足や足首のむくみは、感染症の兆候である場合があります。糖尿病性神経障害やその他の足の神経に関する問題を抱える方々は、足が感染症にかかるリスクが高い方々です。もし、糖尿病をお持ちの場合には、水ぶくれや潰瘍がないかどうか、毎日足を検査することが大切です。神経に損傷があるため、痛みの感覚が鈍っていて、足の問題が休息に発達する可能性があるからです。もし、あなたの足がむくんでいて、感染したような水ぶくれがある場合、すぐにお医者さんに連絡してください。

血栓

足の血管に形成される血栓は、足から心臓に向けて戻ろうとする血液を止めて、足首や足のむくみを生じさせることがあります。血栓は表面的なもの(皮膚のすぐ下の血管で形成されたもの)もあれば、深いところにあるもの(深部静脈血栓症として知られる症状)もあります。

深いところにある血栓は、脚の複数にわたる主要な静脈の流れを阻害することがあります。また、これらの血栓が流れに乗って、心臓や肺に到達すると、命に関わる可能性があります。もし、あなたの脚にむくみがあり、痛みや軽度の発熱、または影響を受けた脚において皮膚の色の変化がある場合には、すぐにお医者さんに連絡してください。抗凝固剤による治療が必要な場合があります。

心臓、肝臓、および腎臓の病気

時には、むくみが、心臓、肝臓、および腎臓における問題を示す場合があります。夜に足首がむくむ場合には、塩分や水分がたまっている兆候であり、右心部の機能不全によって引き起こされます。腎臓の病気も、足や足首のむくみを引き起こすことがあります。腎臓が適切に機能していない時には、液体が体内に蓄積されてしまいます。肝臓の病気はアルブミンと呼ばれるたんぱく質の生成に影響を与えます。通常は、アルブミンが、血液が血管から周囲の組織に流れ出すことを防いでくれています。

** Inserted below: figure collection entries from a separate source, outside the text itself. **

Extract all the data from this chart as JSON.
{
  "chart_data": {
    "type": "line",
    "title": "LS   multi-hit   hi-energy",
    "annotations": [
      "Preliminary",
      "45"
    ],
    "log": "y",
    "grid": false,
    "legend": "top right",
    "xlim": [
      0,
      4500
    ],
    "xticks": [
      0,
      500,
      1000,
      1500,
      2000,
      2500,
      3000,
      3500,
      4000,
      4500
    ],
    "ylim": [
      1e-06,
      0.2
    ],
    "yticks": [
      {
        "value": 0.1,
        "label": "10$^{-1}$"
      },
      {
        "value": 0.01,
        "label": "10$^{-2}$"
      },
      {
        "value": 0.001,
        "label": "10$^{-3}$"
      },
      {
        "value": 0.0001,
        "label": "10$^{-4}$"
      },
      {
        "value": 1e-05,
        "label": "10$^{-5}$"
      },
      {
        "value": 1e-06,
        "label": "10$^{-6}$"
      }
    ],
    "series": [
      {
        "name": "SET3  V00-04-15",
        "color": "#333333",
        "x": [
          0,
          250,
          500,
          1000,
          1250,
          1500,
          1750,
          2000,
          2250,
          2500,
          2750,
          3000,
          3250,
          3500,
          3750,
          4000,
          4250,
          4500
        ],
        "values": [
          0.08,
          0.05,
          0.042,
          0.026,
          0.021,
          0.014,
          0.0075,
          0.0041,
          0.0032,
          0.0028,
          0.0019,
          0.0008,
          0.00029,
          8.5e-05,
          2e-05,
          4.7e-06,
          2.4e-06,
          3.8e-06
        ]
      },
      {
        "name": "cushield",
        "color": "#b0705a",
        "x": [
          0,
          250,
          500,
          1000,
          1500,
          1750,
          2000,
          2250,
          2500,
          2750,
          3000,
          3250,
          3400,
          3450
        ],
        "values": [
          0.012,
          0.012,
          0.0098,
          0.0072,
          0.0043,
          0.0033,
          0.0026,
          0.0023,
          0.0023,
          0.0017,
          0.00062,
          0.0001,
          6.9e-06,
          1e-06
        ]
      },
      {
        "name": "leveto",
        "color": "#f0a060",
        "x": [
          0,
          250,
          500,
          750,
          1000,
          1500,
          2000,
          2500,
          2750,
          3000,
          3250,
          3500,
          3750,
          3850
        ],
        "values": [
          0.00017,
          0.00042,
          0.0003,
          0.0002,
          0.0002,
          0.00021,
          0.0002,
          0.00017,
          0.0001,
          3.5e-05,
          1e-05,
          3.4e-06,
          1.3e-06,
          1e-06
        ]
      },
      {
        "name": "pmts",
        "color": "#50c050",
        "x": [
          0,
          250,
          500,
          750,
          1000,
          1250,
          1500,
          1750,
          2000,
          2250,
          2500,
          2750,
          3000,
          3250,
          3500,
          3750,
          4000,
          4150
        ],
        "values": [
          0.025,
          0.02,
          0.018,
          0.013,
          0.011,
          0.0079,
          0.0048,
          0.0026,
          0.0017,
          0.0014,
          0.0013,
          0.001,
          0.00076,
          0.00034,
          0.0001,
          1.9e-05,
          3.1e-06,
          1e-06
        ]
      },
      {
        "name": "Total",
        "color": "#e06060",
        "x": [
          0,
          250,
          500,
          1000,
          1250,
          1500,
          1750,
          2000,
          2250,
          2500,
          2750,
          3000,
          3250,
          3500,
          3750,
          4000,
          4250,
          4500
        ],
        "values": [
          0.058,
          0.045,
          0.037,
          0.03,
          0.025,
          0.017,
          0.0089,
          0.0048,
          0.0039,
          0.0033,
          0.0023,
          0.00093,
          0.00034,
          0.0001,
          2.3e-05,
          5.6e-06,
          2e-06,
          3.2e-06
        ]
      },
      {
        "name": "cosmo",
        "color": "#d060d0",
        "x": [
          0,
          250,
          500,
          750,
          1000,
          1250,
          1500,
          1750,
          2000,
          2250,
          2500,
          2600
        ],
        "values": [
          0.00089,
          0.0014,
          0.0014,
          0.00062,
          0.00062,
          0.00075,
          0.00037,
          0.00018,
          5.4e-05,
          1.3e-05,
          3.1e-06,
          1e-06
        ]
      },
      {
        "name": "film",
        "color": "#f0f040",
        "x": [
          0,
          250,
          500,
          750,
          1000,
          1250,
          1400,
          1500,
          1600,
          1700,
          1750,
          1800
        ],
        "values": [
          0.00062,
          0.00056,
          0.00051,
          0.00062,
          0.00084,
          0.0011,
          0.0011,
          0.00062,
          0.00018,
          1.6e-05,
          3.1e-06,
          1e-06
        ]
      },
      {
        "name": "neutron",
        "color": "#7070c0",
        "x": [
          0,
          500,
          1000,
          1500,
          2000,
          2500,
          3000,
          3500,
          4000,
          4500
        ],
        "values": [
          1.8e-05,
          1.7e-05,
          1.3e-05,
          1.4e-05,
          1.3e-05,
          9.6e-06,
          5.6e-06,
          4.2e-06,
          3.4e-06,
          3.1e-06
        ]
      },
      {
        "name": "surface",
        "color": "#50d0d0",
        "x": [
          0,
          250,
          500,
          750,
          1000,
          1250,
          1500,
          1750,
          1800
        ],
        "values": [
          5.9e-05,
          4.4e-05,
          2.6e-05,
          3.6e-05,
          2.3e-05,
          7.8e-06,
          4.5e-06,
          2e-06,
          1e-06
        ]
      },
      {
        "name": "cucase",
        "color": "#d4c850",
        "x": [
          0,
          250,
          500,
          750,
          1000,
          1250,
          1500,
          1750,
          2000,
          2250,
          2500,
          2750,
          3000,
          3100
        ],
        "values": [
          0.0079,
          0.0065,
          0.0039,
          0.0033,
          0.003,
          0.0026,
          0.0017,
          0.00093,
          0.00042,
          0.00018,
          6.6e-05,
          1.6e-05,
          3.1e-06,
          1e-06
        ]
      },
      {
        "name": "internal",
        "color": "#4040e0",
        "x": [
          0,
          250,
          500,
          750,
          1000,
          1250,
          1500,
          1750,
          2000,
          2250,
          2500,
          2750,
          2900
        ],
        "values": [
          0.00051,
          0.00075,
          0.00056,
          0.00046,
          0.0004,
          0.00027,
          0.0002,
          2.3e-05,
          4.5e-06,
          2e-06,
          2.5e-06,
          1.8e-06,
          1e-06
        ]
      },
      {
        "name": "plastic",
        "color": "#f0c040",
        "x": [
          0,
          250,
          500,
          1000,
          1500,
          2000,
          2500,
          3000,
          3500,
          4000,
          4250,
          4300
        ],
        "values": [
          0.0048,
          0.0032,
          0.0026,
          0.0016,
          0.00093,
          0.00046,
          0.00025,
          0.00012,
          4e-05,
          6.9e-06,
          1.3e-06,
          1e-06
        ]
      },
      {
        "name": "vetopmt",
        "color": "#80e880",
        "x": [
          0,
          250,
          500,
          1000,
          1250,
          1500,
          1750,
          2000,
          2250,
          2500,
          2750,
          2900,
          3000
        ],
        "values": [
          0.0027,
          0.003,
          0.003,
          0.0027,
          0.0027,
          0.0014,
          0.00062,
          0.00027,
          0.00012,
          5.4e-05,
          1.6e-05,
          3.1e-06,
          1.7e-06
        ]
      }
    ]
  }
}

アルブミンの生成量の不足は、体液を失うことにつながります。これによって、足や足首により多くの体液が蓄積され、また、体液は腹部や胸部にも蓄積されます。もし、あなたのむくみが、疲労、食欲の減退、体重増加など、他の症状を伴う場合は、すぐにお医者さんの診察を受けてください。呼吸することが難しかったり、その時に痛みを伴う場合、または、胸に圧力や重さを感じる場合には、救急車を呼んでください。

投薬の副作用

多くの治療薬が、副作用として、足や足首のむくみを引き起こすことがあります。もし、炎症があなたが飲んでいる治療薬に関係していることが疑われる場合には、お医者さんと相談してください。治療薬の効果を得るために、若干であればむくみに耐える方がいい場合もあります。もし、より深刻な炎症が起きている場合、治療薬や投薬量を変化させる必要があるかもしれません。